Foundations report annually on the number of people they touch and how the quality of life of these individuals improves because of their funding of specific projects. Fortunately, telemedicine technology can directly impact patient care by improved access and/or quality. As such, a technology-enabled project holds the potential to be highly fundable and of great interest to regional or local foundations provided you’re able to articulate how the technology will help you achieve your goals related to access and quality. Furthermore, since these foundations target particular regions or communities, you are not competing with as large of applicant pool as you may find in the federal space. For these reasons, foundations may be the best and most logical choice for healthcare providers that are seeking funds for their urban telemedicine initiative. The goal will be to tailor your request to the priorities of the foundation. If a foundation has priorities around health care access and low-income children – you may want to tailor your funding request to deliver telemedicine services to the poorest schools and daycare centers.
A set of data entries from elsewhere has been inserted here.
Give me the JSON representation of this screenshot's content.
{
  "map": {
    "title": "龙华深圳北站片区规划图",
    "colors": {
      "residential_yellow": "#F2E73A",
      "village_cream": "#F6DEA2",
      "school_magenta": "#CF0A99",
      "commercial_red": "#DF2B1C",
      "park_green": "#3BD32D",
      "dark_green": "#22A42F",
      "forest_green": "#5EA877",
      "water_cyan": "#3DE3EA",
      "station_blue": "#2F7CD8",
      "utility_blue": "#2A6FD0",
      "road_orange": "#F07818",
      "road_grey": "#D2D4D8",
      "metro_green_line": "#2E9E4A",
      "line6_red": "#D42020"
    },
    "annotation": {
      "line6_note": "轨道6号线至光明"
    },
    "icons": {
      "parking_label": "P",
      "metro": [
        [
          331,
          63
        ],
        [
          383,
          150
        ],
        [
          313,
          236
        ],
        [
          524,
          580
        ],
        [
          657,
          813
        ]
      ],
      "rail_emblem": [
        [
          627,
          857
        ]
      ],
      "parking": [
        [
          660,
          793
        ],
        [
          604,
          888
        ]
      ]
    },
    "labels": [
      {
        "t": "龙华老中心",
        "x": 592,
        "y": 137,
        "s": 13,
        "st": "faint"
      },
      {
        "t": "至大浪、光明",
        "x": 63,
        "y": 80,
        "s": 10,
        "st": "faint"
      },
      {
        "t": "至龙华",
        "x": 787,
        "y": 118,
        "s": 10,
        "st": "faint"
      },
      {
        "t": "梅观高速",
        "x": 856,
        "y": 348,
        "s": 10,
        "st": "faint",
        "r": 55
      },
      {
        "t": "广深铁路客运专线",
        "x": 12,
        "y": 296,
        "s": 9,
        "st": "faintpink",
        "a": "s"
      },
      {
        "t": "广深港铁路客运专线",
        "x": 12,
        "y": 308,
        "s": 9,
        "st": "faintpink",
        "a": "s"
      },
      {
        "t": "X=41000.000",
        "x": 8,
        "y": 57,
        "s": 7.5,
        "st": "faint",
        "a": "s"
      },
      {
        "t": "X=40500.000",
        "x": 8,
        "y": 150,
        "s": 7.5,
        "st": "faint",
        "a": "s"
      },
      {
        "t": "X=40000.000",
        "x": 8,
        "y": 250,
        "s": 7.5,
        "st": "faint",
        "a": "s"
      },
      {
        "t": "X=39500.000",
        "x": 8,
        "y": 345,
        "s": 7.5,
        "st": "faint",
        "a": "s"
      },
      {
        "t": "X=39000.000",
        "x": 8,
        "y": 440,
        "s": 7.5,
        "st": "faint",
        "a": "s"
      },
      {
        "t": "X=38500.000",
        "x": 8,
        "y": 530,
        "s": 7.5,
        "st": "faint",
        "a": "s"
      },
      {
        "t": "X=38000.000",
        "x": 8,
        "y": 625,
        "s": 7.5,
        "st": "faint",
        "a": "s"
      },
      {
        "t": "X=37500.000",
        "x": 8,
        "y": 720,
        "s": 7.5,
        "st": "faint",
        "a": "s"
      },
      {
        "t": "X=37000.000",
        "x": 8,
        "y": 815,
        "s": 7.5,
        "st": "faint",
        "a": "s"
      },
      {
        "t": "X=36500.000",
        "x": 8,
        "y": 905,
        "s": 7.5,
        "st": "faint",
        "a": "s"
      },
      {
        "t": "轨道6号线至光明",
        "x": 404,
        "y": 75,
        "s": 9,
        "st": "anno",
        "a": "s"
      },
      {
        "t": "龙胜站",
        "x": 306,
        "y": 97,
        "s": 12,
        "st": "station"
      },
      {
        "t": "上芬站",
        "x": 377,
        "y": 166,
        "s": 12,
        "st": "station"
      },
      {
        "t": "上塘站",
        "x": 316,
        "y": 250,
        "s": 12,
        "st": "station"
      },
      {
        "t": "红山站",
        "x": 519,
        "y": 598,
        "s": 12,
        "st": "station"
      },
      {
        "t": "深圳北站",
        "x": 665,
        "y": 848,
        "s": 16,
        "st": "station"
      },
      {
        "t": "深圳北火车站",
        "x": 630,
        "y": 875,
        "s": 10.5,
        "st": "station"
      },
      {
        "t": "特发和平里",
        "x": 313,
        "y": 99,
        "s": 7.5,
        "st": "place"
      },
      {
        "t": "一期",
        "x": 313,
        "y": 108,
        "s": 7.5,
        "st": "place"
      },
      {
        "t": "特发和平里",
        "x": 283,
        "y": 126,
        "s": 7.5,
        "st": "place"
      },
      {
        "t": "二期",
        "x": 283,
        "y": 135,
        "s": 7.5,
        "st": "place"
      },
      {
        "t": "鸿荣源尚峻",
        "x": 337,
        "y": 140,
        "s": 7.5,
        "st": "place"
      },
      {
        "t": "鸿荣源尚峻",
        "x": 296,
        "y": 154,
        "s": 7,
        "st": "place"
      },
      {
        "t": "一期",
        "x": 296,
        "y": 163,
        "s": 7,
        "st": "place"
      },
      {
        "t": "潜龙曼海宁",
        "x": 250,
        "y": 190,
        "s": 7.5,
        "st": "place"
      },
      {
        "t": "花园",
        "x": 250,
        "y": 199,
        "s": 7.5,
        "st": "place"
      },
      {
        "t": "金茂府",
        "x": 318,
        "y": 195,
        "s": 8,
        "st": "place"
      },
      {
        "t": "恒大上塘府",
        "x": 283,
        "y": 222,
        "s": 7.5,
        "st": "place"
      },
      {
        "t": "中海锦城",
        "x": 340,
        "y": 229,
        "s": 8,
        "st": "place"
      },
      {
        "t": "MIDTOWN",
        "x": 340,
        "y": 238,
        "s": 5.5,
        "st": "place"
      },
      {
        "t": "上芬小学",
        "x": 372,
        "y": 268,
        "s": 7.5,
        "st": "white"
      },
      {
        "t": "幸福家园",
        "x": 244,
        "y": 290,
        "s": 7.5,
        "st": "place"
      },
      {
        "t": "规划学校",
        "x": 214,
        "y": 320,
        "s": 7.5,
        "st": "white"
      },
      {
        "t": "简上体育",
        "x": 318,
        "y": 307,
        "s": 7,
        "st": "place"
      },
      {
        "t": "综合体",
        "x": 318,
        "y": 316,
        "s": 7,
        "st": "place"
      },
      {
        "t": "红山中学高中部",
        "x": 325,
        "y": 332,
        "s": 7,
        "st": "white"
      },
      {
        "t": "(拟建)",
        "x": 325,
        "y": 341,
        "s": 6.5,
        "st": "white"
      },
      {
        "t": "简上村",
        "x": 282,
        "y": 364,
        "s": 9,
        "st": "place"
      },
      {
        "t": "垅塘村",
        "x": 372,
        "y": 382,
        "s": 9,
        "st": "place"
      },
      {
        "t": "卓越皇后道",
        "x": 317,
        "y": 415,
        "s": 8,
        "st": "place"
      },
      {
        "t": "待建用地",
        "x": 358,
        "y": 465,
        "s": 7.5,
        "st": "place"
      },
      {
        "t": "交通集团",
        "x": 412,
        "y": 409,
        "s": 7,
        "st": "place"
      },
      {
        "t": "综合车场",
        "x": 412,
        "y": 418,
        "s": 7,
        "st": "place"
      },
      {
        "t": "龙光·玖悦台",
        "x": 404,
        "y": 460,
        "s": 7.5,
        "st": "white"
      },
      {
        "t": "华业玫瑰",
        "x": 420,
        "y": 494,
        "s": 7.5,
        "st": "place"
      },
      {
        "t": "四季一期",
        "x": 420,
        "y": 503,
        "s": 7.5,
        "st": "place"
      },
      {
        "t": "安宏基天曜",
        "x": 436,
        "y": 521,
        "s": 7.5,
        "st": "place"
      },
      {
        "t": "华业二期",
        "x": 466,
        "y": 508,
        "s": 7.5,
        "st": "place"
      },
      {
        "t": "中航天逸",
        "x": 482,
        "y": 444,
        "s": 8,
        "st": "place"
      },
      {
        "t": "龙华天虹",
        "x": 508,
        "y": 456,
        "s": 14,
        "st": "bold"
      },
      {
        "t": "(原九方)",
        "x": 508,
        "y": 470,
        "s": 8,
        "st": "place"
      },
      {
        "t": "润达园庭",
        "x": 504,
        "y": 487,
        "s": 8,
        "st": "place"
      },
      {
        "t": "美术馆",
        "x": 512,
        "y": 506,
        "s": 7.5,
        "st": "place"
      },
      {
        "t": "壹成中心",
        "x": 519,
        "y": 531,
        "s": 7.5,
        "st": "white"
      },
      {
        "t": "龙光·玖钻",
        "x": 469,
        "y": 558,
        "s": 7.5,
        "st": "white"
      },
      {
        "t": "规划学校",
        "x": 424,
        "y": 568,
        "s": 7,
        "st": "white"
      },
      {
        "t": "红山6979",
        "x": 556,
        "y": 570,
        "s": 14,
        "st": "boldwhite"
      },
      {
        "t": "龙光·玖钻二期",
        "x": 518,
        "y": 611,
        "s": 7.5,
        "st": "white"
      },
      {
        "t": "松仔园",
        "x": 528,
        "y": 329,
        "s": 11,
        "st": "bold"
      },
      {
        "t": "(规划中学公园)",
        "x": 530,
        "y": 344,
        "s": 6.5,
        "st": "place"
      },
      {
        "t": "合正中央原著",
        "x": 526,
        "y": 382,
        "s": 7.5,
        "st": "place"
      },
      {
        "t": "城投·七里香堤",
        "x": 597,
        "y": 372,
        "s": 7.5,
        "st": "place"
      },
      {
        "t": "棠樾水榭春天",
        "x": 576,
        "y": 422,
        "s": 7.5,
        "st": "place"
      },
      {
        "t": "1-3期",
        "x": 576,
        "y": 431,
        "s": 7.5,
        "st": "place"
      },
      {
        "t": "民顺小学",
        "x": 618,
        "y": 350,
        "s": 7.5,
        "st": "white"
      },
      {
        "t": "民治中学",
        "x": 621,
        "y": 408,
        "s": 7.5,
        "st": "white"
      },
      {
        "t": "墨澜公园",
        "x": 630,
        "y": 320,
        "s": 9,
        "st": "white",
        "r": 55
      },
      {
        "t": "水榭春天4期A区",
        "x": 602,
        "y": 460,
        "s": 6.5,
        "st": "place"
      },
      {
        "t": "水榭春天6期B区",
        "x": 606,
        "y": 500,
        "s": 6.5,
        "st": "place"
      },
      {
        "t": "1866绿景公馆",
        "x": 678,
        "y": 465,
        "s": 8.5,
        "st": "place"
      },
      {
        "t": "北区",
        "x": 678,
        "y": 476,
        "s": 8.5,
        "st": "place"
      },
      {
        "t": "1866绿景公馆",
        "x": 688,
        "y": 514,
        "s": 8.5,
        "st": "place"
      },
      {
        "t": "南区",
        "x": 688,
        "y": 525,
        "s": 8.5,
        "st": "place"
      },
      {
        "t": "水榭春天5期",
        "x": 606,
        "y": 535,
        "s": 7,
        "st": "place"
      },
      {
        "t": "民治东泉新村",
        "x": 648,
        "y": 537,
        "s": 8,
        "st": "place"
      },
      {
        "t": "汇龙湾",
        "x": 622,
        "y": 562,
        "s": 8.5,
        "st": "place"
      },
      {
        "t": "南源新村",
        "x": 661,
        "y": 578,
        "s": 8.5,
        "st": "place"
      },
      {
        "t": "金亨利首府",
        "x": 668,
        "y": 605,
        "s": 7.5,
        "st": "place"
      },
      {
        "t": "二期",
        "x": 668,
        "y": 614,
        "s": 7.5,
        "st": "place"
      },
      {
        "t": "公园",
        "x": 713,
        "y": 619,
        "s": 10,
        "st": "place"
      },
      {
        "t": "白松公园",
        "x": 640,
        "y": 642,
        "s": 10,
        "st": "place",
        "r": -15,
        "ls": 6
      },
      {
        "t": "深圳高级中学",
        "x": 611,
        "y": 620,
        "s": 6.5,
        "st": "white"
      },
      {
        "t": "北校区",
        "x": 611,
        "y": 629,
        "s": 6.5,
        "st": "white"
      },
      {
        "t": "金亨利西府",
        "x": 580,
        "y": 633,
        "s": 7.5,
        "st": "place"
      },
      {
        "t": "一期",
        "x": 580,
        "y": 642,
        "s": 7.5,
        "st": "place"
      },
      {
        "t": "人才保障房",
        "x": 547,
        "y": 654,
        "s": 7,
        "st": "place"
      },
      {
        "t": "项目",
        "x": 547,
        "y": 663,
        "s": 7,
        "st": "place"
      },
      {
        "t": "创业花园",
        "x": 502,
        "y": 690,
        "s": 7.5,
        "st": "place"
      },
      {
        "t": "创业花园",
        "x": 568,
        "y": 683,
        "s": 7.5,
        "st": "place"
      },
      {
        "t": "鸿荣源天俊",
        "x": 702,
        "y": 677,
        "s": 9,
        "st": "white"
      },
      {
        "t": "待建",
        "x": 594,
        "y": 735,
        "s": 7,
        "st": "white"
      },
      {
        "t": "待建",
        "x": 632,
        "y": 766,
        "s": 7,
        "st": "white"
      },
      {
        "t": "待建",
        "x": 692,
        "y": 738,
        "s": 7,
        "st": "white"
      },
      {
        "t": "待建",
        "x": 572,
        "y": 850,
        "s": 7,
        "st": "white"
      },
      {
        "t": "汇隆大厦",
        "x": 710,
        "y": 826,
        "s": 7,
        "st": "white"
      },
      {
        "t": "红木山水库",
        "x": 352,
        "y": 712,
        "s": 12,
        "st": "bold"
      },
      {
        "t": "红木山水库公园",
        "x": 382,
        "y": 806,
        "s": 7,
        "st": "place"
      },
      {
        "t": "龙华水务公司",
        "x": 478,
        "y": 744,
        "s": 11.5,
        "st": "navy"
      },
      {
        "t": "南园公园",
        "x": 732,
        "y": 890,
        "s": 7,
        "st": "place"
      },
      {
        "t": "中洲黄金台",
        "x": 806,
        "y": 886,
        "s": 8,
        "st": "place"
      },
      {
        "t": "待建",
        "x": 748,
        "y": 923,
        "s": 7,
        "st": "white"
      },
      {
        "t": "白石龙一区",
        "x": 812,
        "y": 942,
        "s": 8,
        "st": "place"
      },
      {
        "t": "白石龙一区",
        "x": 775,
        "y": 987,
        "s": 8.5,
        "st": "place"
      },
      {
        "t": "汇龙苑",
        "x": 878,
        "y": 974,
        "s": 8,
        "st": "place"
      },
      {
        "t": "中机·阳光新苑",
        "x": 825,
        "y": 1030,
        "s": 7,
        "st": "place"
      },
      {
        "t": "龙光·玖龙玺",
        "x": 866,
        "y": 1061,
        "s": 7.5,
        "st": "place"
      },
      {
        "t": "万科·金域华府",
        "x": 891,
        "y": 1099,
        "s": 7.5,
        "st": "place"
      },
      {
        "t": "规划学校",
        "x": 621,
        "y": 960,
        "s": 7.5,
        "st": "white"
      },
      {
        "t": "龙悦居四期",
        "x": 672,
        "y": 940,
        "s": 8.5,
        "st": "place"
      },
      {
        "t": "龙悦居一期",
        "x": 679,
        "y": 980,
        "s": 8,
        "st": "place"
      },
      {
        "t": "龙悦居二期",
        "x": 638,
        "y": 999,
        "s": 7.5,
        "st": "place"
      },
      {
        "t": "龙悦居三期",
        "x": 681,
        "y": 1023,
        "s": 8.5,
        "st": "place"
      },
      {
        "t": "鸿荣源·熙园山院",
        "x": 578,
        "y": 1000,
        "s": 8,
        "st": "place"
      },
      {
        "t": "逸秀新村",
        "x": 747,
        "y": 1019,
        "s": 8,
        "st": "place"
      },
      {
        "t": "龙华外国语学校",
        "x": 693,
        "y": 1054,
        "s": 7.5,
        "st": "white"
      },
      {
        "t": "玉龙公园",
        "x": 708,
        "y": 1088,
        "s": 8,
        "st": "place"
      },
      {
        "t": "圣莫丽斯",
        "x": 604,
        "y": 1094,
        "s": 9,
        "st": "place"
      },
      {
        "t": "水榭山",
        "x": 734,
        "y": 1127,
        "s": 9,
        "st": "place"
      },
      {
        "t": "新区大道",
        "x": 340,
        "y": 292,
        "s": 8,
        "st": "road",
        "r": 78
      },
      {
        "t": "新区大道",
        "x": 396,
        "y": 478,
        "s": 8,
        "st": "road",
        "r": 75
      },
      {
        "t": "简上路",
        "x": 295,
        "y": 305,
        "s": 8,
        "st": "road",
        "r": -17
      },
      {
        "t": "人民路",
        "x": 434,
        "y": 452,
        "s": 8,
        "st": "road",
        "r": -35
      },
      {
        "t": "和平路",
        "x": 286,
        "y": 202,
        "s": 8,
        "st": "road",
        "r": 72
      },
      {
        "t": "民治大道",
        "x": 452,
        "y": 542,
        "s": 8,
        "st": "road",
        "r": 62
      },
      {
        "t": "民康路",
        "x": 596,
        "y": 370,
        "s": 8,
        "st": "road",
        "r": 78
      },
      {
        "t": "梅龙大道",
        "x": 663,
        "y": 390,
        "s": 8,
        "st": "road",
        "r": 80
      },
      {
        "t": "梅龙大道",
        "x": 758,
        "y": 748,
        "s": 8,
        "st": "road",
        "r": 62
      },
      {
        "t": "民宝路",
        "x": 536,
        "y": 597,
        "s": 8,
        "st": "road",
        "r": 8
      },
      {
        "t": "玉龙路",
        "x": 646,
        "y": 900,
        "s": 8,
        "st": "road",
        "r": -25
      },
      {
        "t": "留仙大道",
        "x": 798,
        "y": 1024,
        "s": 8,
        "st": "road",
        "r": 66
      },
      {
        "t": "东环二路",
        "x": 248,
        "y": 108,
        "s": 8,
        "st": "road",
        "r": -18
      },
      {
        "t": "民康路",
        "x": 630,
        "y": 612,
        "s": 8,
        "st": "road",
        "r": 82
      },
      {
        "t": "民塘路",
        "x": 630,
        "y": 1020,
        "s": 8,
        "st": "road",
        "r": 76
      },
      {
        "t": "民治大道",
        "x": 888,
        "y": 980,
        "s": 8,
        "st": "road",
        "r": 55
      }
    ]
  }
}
In contrast, if a foundation has a focus on mental health – you may want to propose a tele-psychiatry project to the funder. Since foundation funding levels are typically lower than those seen at the federal level, remember to carve out pieces of your overall project budget that will align best with the specific foundation funder.
Telemedicine is fundamentally changing the way health care is being delivered by improving access to care and doing so in a manner that is convenient to the patient. Fortunately, there are grant programs available to assist providers with developing and expanding such initiatives. While it may seem like most funding is earmarked for rural areas, there is the potential to realize grant dollars for urban-based projects as well. The key is to focus on the specific medical service lines, and vulnerable populations that will be served, as well as conducting a comprehensive funding search across federal, state, local and foundation sources.